DHS needs to make use of AI to guard homeland safety
Alejandro Mayorkas, secretary of the U.S. Division of Homeland Safety, speaks throughout a brand new convention in Brownsville, Texas, U.S., on Thursday, Aug. 12, 2021.
Veronica G. Cardenas | Bloomberg | Getty Photographs
WASHINGTON – The Division of Homeland Safety will set up a brand new job drive to look at how the federal government can use synthetic intelligence expertise to guard the nation.
DHS Secretary Alejandro Mayorkas introduced the duty drive Friday throughout a speech at a Council on International Relations occasion. It comes as fashionable AI instruments like ChatGPT have captured the general public’s consideration and triggered hopes and fears about the way it is likely to be used sooner or later. Mayorkas’ announcement reveals that the Biden administration is searching for methods to embrace AI’s potential advantages, whereas pondering via the attainable harms.
“Our division will lead within the accountable use of AI to safe the homeland,” Mayorkas stated, whereas additionally pledging to defend “in opposition to the malicious use of this transformational expertise.”
He added: “As we do that, we’ll be sure that our use of AI is rigorously examined to keep away from bias and disparate impression and is clearly explainable to the individuals we serve.”
Many tech leaders have raised considerations concerning the speedy growth of so-called generative AI fashions, fearing that their development and potential harms will outpace the flexibility to enter affordable safeguards. However on the identical time, tech corporations creating superior AI fashions and policymakers acknowledge the U.S. is in a fast-moving race in opposition to China to create the most effective AI.

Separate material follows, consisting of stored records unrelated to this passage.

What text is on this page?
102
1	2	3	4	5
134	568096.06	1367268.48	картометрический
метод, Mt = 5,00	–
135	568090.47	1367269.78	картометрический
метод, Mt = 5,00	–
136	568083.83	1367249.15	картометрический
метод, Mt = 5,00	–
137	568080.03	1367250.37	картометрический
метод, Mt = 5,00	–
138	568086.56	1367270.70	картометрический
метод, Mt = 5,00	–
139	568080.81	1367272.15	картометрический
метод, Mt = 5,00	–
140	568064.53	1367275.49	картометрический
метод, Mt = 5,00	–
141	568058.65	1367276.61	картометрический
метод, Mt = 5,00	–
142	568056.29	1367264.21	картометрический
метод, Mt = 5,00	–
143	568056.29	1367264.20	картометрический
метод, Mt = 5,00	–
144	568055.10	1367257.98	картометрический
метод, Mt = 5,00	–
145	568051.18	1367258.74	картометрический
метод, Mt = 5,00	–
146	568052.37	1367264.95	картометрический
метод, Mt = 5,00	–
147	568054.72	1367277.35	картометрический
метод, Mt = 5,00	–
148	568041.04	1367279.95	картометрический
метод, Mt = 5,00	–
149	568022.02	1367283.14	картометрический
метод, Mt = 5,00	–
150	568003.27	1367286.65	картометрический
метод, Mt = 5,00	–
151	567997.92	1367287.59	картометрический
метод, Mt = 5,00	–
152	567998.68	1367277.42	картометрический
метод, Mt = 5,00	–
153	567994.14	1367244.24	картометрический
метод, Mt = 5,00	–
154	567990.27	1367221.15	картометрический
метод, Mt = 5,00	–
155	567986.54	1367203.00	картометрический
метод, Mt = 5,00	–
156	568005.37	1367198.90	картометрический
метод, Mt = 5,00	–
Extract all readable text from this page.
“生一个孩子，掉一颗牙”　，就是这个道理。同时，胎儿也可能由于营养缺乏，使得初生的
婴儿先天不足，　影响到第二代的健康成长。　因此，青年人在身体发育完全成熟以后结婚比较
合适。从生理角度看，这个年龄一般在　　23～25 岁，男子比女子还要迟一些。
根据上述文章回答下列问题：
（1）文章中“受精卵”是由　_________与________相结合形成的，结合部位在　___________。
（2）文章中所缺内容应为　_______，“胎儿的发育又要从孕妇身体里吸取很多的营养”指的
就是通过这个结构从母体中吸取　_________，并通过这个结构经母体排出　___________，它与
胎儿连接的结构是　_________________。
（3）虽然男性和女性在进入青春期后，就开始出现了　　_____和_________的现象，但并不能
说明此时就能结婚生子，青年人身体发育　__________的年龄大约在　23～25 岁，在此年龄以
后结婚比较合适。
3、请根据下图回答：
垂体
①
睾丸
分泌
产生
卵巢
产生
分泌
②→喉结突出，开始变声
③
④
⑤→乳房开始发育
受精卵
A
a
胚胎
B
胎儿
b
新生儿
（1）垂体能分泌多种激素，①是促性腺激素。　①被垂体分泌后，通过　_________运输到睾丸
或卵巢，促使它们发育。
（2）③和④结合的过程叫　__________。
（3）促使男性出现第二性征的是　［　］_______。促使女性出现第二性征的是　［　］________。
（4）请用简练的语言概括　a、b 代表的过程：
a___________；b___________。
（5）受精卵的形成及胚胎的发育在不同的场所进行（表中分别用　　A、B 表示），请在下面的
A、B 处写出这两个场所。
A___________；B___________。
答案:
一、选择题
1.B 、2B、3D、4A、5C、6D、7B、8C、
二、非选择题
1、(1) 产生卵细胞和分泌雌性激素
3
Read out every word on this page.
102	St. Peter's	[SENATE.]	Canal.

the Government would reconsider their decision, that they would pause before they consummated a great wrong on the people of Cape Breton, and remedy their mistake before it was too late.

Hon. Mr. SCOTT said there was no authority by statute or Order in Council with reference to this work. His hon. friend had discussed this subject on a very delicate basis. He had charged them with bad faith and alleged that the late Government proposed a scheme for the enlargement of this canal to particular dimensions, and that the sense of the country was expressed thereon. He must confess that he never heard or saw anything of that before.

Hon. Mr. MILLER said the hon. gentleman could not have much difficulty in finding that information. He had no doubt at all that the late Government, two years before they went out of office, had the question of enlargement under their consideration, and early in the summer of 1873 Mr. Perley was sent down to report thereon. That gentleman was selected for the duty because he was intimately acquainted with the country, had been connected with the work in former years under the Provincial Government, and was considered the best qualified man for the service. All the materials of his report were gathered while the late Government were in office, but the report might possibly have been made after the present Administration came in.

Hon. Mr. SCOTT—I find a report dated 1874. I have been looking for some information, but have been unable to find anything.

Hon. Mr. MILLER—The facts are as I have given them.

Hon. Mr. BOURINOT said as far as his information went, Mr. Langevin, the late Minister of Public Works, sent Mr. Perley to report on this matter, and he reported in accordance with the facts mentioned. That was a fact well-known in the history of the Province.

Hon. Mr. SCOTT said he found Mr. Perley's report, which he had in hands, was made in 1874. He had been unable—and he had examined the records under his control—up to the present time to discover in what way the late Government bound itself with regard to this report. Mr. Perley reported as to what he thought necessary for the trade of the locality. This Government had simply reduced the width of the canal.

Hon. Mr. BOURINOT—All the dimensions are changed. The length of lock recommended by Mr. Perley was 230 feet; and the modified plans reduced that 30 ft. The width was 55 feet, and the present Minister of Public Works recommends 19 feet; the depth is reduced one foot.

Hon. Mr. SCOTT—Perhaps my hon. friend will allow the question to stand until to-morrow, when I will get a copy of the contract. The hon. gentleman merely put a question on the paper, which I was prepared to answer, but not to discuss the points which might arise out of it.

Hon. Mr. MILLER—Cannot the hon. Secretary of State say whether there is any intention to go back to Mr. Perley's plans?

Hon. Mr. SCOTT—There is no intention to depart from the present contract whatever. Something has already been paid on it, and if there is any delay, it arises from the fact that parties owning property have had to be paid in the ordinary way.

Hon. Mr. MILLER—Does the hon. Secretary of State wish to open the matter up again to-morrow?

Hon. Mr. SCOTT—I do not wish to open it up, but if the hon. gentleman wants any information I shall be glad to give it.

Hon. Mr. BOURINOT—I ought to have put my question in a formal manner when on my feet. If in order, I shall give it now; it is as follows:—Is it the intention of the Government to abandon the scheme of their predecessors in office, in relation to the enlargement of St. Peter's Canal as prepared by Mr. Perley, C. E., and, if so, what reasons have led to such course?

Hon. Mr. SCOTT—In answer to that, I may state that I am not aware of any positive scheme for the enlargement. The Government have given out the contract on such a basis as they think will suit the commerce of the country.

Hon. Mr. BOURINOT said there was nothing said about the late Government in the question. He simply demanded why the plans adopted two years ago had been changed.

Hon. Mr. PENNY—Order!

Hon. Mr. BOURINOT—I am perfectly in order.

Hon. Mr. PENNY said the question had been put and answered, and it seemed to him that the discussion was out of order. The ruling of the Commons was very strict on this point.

Mayorkas gave two examples of how the duty drive will assist decide how AI could possibly be used to fine-tune the company’s work. One is to deploy AI into DHS programs that display cargo for items produced by pressured labor. The second is to make use of the expertise to raised detect fentanyl in shipments to the U.S., in addition to figuring out and stopping the circulation of “precursor chemical compounds” used to supply the harmful drug.
Mayorkas requested Homeland Safety Advisory Council Co-Chair Jamie Gorelick to check “the intersection of AI and homeland safety and ship findings that may assist information our use of it and protection in opposition to it.”
Subscribe to CNBC on YouTube.
WATCH: Can China’s ChatGPT clones give it an edge over the U.S. in an A.I. arms race?